Let’s say you have children, or are related to children, or have friends with children. If so, you may already be acquainted with Imagination Stage in Bethesda.

Exposure to the arts at an early age is incredibly important for children in developing their creativity and self-expression. Imagination Stage fosters this foundation by providing opportunities for children ages 1-18, ranging from family-oriented theatrical performances to outreach programs and summer camps. I find it easy to admire an organization that states as its core belief: “making the arts inclusive and accessible to all children, regardless of their physical, cognitive or financial status.”
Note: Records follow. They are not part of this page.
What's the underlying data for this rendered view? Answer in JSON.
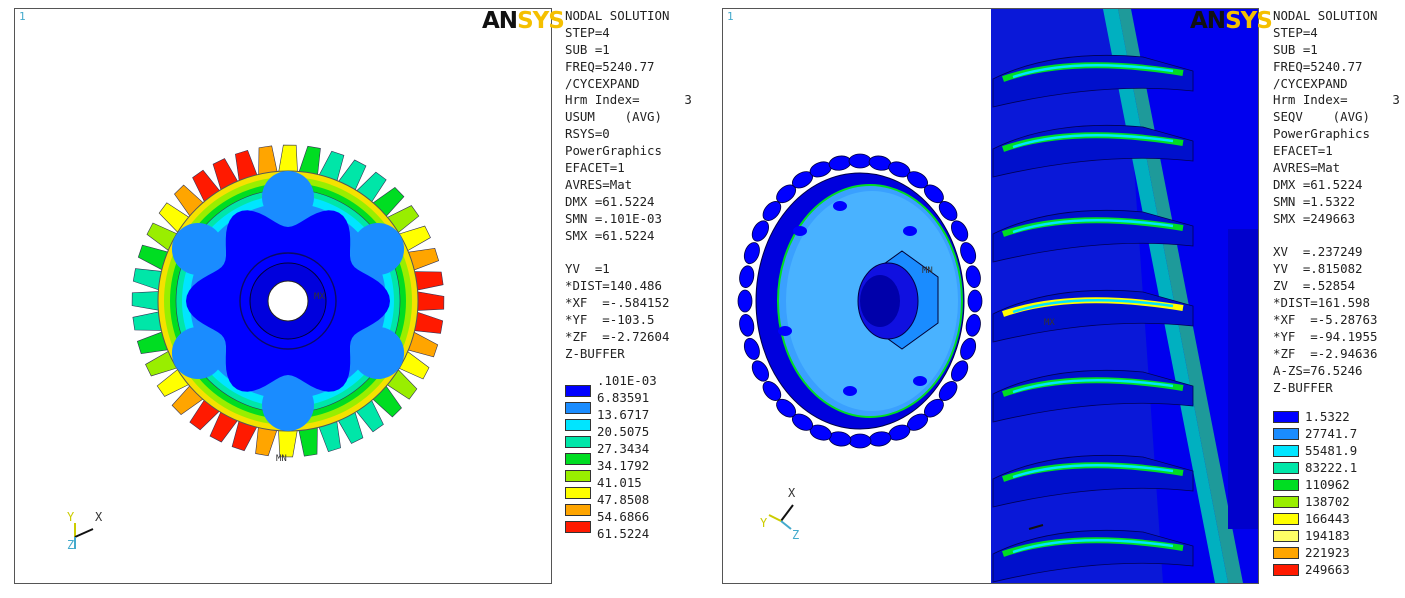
{
  "logo": {
    "an": "AN",
    "sys": "SYS"
  },
  "left": {
    "window_number": "1",
    "info_lines": [
      "NODAL SOLUTION",
      "STEP=4",
      "SUB =1",
      "FREQ=5240.77",
      "/CYCEXPAND",
      "Hrm Index=      3",
      "USUM    (AVG)",
      "RSYS=0",
      "PowerGraphics",
      "EFACET=1",
      "AVRES=Mat",
      "DMX =61.5224",
      "SMN =.101E-03",
      "SMX =61.5224",
      "",
      "YV  =1",
      "*DIST=140.486",
      "*XF  =-.584152",
      "*YF  =-103.5",
      "*ZF  =-2.72604",
      "Z-BUFFER"
    ],
    "legend_top": ".101E-03",
    "legend": [
      {
        "color": "#0000ff",
        "value": "6.83591"
      },
      {
        "color": "#1a8cff",
        "value": "13.6717"
      },
      {
        "color": "#00e5ff",
        "value": "20.5075"
      },
      {
        "color": "#00e6a8",
        "value": "27.3434"
      },
      {
        "color": "#00dd22",
        "value": "34.1792"
      },
      {
        "color": "#99ee00",
        "value": "41.015"
      },
      {
        "color": "#ffff00",
        "value": "47.8508"
      },
      {
        "color": "#ffa500",
        "value": "54.6866"
      },
      {
        "color": "#ff1a00",
        "value": "61.5224"
      }
    ],
    "axes": {
      "y": "Y",
      "x": "X",
      "z": "Z"
    },
    "mx_label": "MX",
    "mn_label": "MN"
  },
  "right": {
    "window_number": "1",
    "info_lines": [
      "NODAL SOLUTION",
      "STEP=4",
      "SUB =1",
      "FREQ=5240.77",
      "/CYCEXPAND",
      "Hrm Index=      3",
      "SEQV    (AVG)",
      "PowerGraphics",
      "EFACET=1",
      "AVRES=Mat",
      "DMX =61.5224",
      "SMN =1.5322",
      "SMX =249663",
      "",
      "XV  =.237249",
      "YV  =.815082",
      "ZV  =.52854",
      "*DIST=161.598",
      "*XF  =-5.28763",
      "*YF  =-94.1955",
      "*ZF  =-2.94636",
      "A-ZS=76.5246",
      "Z-BUFFER"
    ],
    "legend": [
      {
        "color": "#0000ff",
        "value": "1.5322"
      },
      {
        "color": "#1a8cff",
        "value": "27741.7"
      },
      {
        "color": "#00e5ff",
        "value": "55481.9"
      },
      {
        "color": "#00e6a8",
        "value": "83222.1"
      },
      {
        "color": "#00dd22",
        "value": "110962"
      },
      {
        "color": "#99ee00",
        "value": "138702"
      },
      {
        "color": "#ffff00",
        "value": "166443"
      },
      {
        "color": "#ffff66",
        "value": "194183"
      },
      {
        "color": "#ffa500",
        "value": "221923"
      },
      {
        "color": "#ff1a00",
        "value": "249663"
      }
    ],
    "axes": {
      "x": "X",
      "y": "Y",
      "z": "Z"
    },
    "mx_label": "MX",
    "mn_label": "MN"
  }
}
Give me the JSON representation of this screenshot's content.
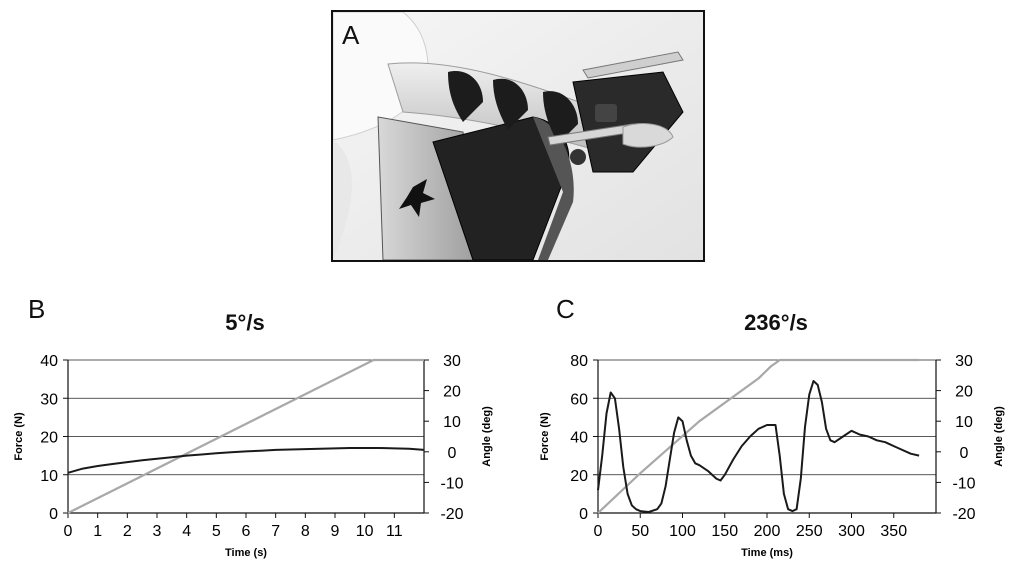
{
  "panels": {
    "a": {
      "letter": "A"
    },
    "b": {
      "letter": "B"
    },
    "c": {
      "letter": "C"
    }
  },
  "chart_data": [
    {
      "type": "line",
      "title": "5°/s",
      "xlabel": "Time (s)",
      "ylabel": "Force (N)",
      "y2label": "Angle (deg)",
      "xlim": [
        0,
        12
      ],
      "xticks": [
        0,
        1,
        2,
        3,
        4,
        5,
        6,
        7,
        8,
        9,
        10,
        11
      ],
      "ylim": [
        0,
        40
      ],
      "yticks": [
        0,
        10,
        20,
        30,
        40
      ],
      "y2lim": [
        -20,
        30
      ],
      "y2ticks": [
        -20,
        -10,
        0,
        10,
        20,
        30
      ],
      "grid": "horizontal",
      "series": [
        {
          "axis": "left",
          "color": "#1a1a1a",
          "x": [
            0,
            0.5,
            1,
            1.5,
            2,
            2.5,
            3,
            3.5,
            4,
            4.5,
            5,
            5.5,
            6,
            6.5,
            7,
            7.5,
            8,
            8.5,
            9,
            9.5,
            10,
            10.5,
            11,
            11.5,
            12
          ],
          "y": [
            10.5,
            11.6,
            12.3,
            12.8,
            13.3,
            13.8,
            14.2,
            14.6,
            15.0,
            15.3,
            15.6,
            15.9,
            16.1,
            16.3,
            16.5,
            16.6,
            16.7,
            16.8,
            16.9,
            17.0,
            17.0,
            17.0,
            16.9,
            16.8,
            16.5
          ]
        },
        {
          "axis": "right",
          "color": "#a8a8a8",
          "x": [
            0,
            10.3,
            10.5,
            12
          ],
          "y": [
            -20,
            30,
            30,
            30
          ]
        }
      ]
    },
    {
      "type": "line",
      "title": "236°/s",
      "xlabel": "Time (ms)",
      "ylabel": "Force (N)",
      "y2label": "Angle (deg)",
      "xlim": [
        0,
        400
      ],
      "xticks": [
        0,
        50,
        100,
        150,
        200,
        250,
        300,
        350
      ],
      "ylim": [
        0,
        80
      ],
      "yticks": [
        0,
        20,
        40,
        60,
        80
      ],
      "y2lim": [
        -20,
        30
      ],
      "y2ticks": [
        -20,
        -10,
        0,
        10,
        20,
        30
      ],
      "grid": "horizontal",
      "series": [
        {
          "axis": "left",
          "color": "#1a1a1a",
          "x": [
            0,
            5,
            10,
            15,
            20,
            25,
            30,
            35,
            40,
            45,
            50,
            60,
            70,
            75,
            80,
            85,
            90,
            95,
            100,
            105,
            110,
            115,
            120,
            130,
            140,
            145,
            150,
            160,
            170,
            180,
            190,
            200,
            210,
            215,
            220,
            225,
            230,
            235,
            240,
            245,
            250,
            255,
            260,
            265,
            270,
            275,
            280,
            290,
            300,
            310,
            320,
            330,
            340,
            350,
            360,
            370,
            380
          ],
          "y": [
            12,
            30,
            52,
            63,
            60,
            44,
            24,
            10,
            4,
            2,
            1,
            0.5,
            2,
            5,
            14,
            28,
            42,
            50,
            48,
            38,
            30,
            26,
            25,
            22,
            18,
            17,
            20,
            28,
            35,
            40,
            44,
            46,
            46,
            30,
            10,
            2,
            1,
            2,
            18,
            45,
            62,
            69,
            67,
            58,
            44,
            38,
            37,
            40,
            43,
            41,
            40,
            38,
            37,
            35,
            33,
            31,
            30
          ]
        },
        {
          "axis": "right",
          "color": "#a8a8a8",
          "x": [
            0,
            50,
            120,
            190,
            205,
            210,
            215,
            380
          ],
          "y": [
            -20,
            -7,
            10,
            24,
            28,
            29,
            30,
            30
          ]
        }
      ]
    }
  ]
}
They also have an impressive modern facility in downtown Bethesda with performance spaces, studios, classrooms, a cafe, and the most adorable gift shop I’ve ever been in. Trust me, if you ever need gifts for children of all ages, this is the place to go without feeling like you’re bowing down to the soulless toy gods – they even have Ugly Dolls!

Now what, you may ask, is a resolutely child-free DINK like me doing in a Church of Cherubin?
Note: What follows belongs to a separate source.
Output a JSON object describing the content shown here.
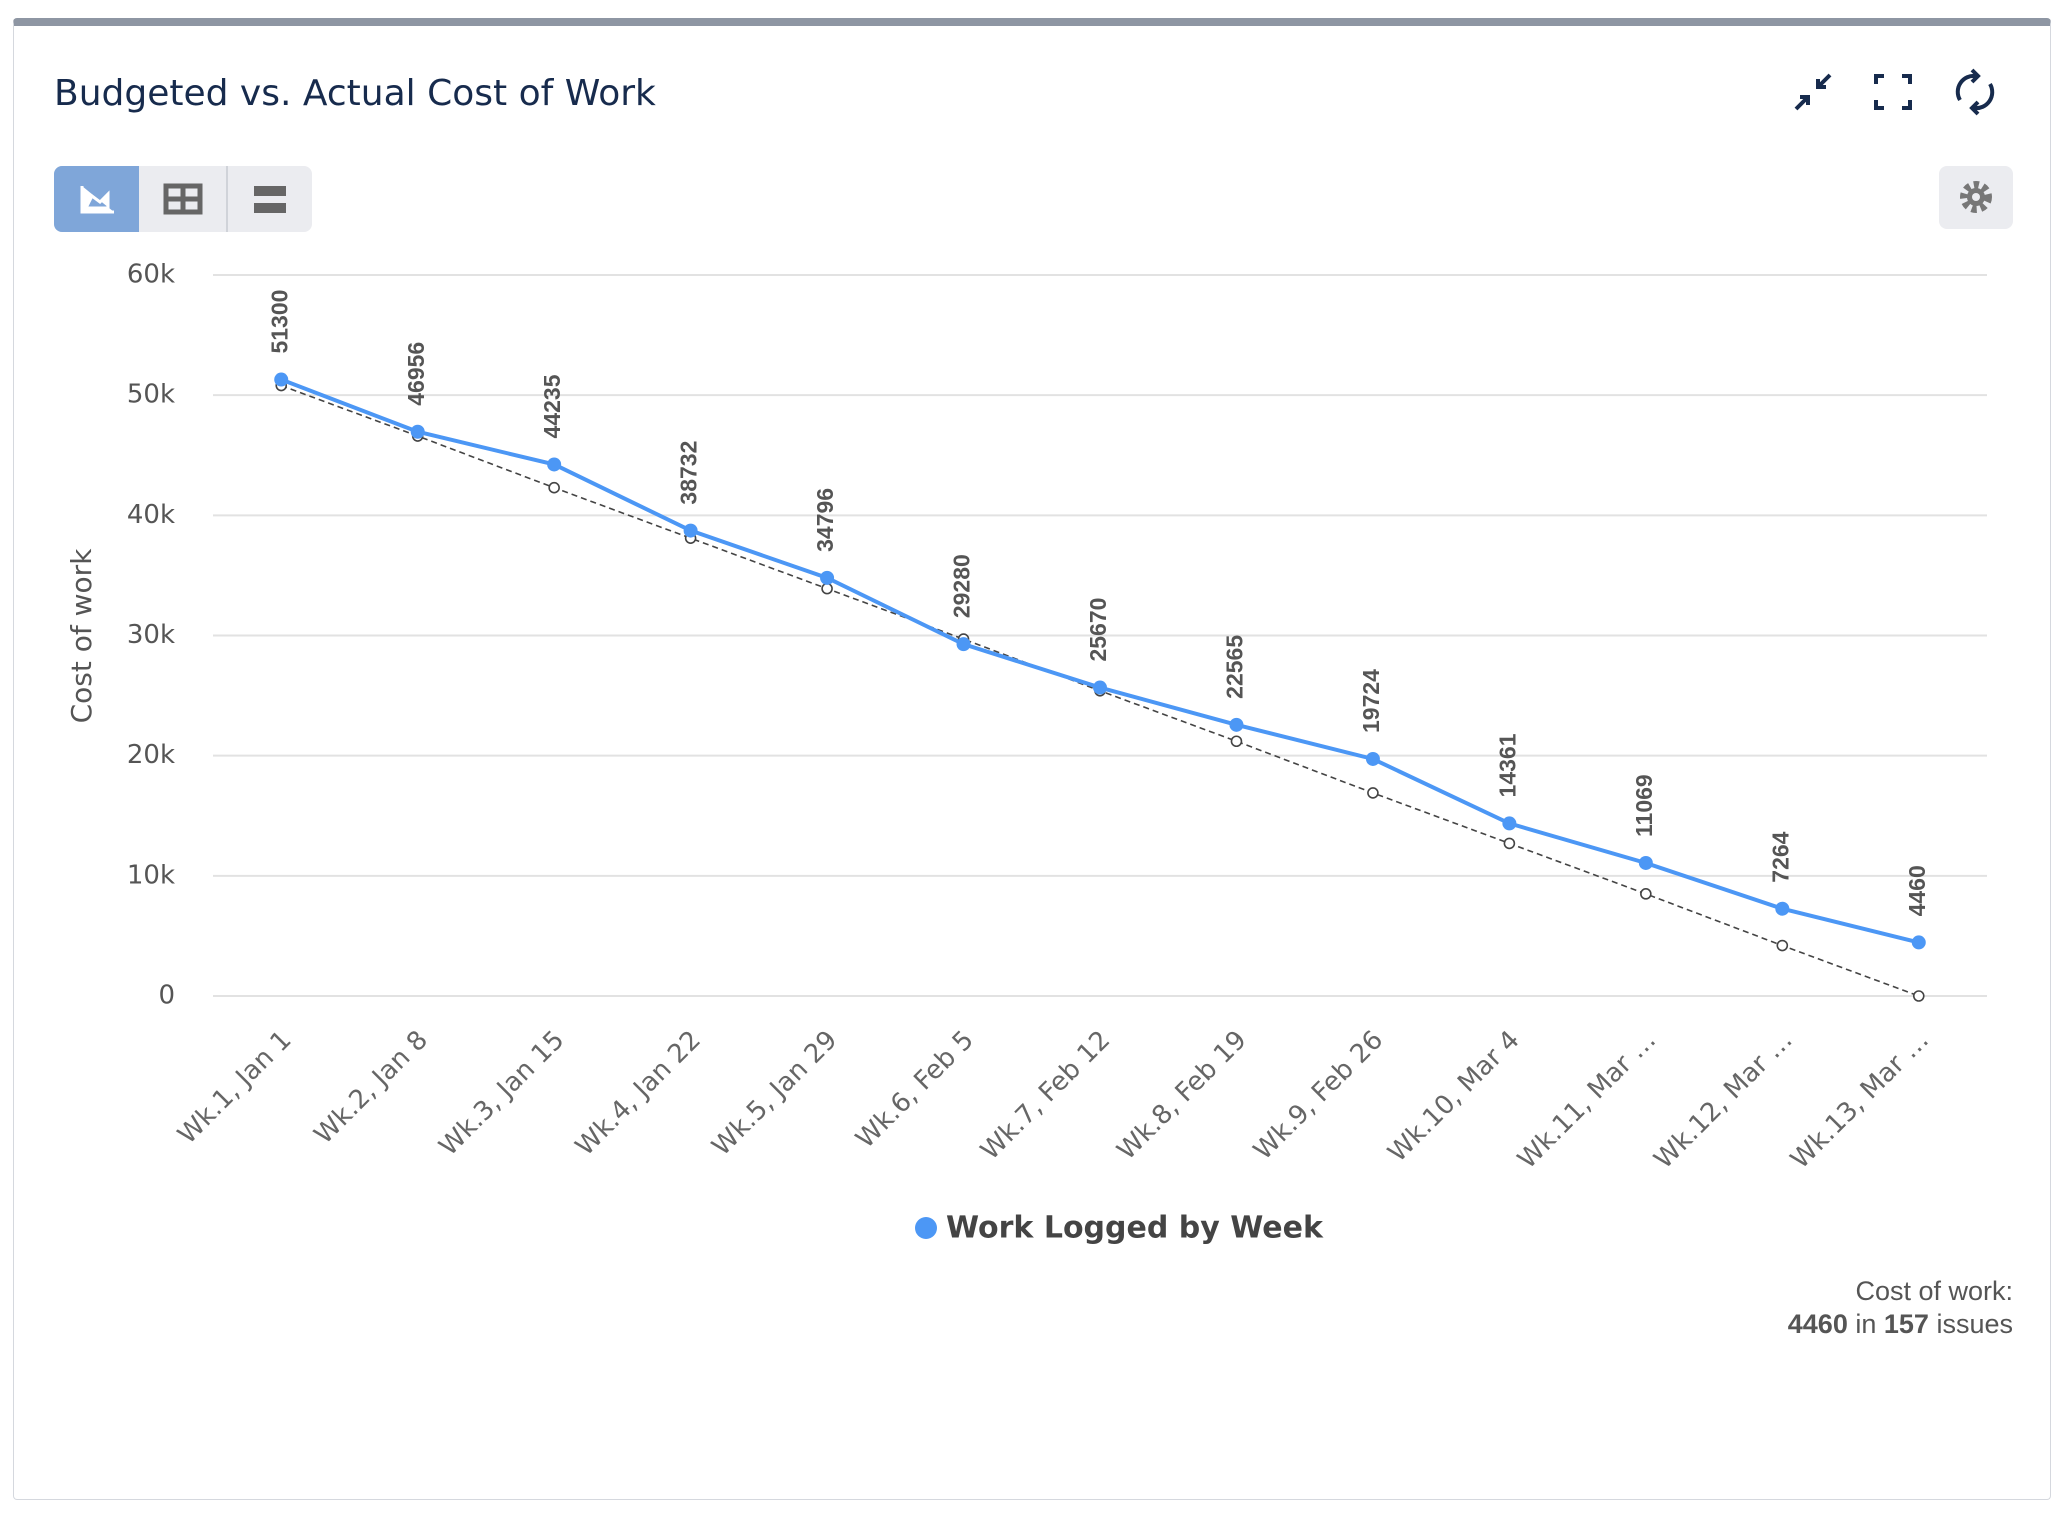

Well, a dear friend had her directing debut doing “Twelfth Night” for the student company Mid-Summer Shakespeare, a group of young actors ranging in age from 13 to 18. With an obvious commitment to the ensemble spirit, they tackled the perils of iambic pentameter while displaying a lively and engaging energy. Sadly, it’s easy to become snobbish about theater when you’re a professional, or even a past professional like me, but I felt no such emotion today. It was a delight to hear familiar speeches (what actress doesn’t have “I left no ring with her” embedded in her mind?) spoken by fresh enthusiasts, learning the difficult task of how to speak Shakespeare with clarity and purpose.

It was not a delight, however, to hear familiar speeches rudely interrupted by loudly ringing cell phones. Yes, really, some people had the gall to not silence them despite the usual serious reminders to the contrary. The first act was punctuated with several vibrating tones and two loud rings. Imagine something like this – a young eager actress begins the fervent monologue “Make me a willow cabin at your gate” and is interrupted by a jarring ringtone. The audience jerks upright, the actress continues, the offender slinks into their seat (one hopes, anyway).

Ah well, that’s a lesson for young actors to learn too – not every audience member comes prepared to listen, not everyone understands that common courtesy, not everyone cares that you are giving your heart out to them.

(Ahem. Somehow I don’t think I’d make a very, ah, uplifting teacher…)

Anyway, congratulations to the company on a job well done, and be sure to check out Imagination Stage’s fine performances and classes for the children and young adults in your lives.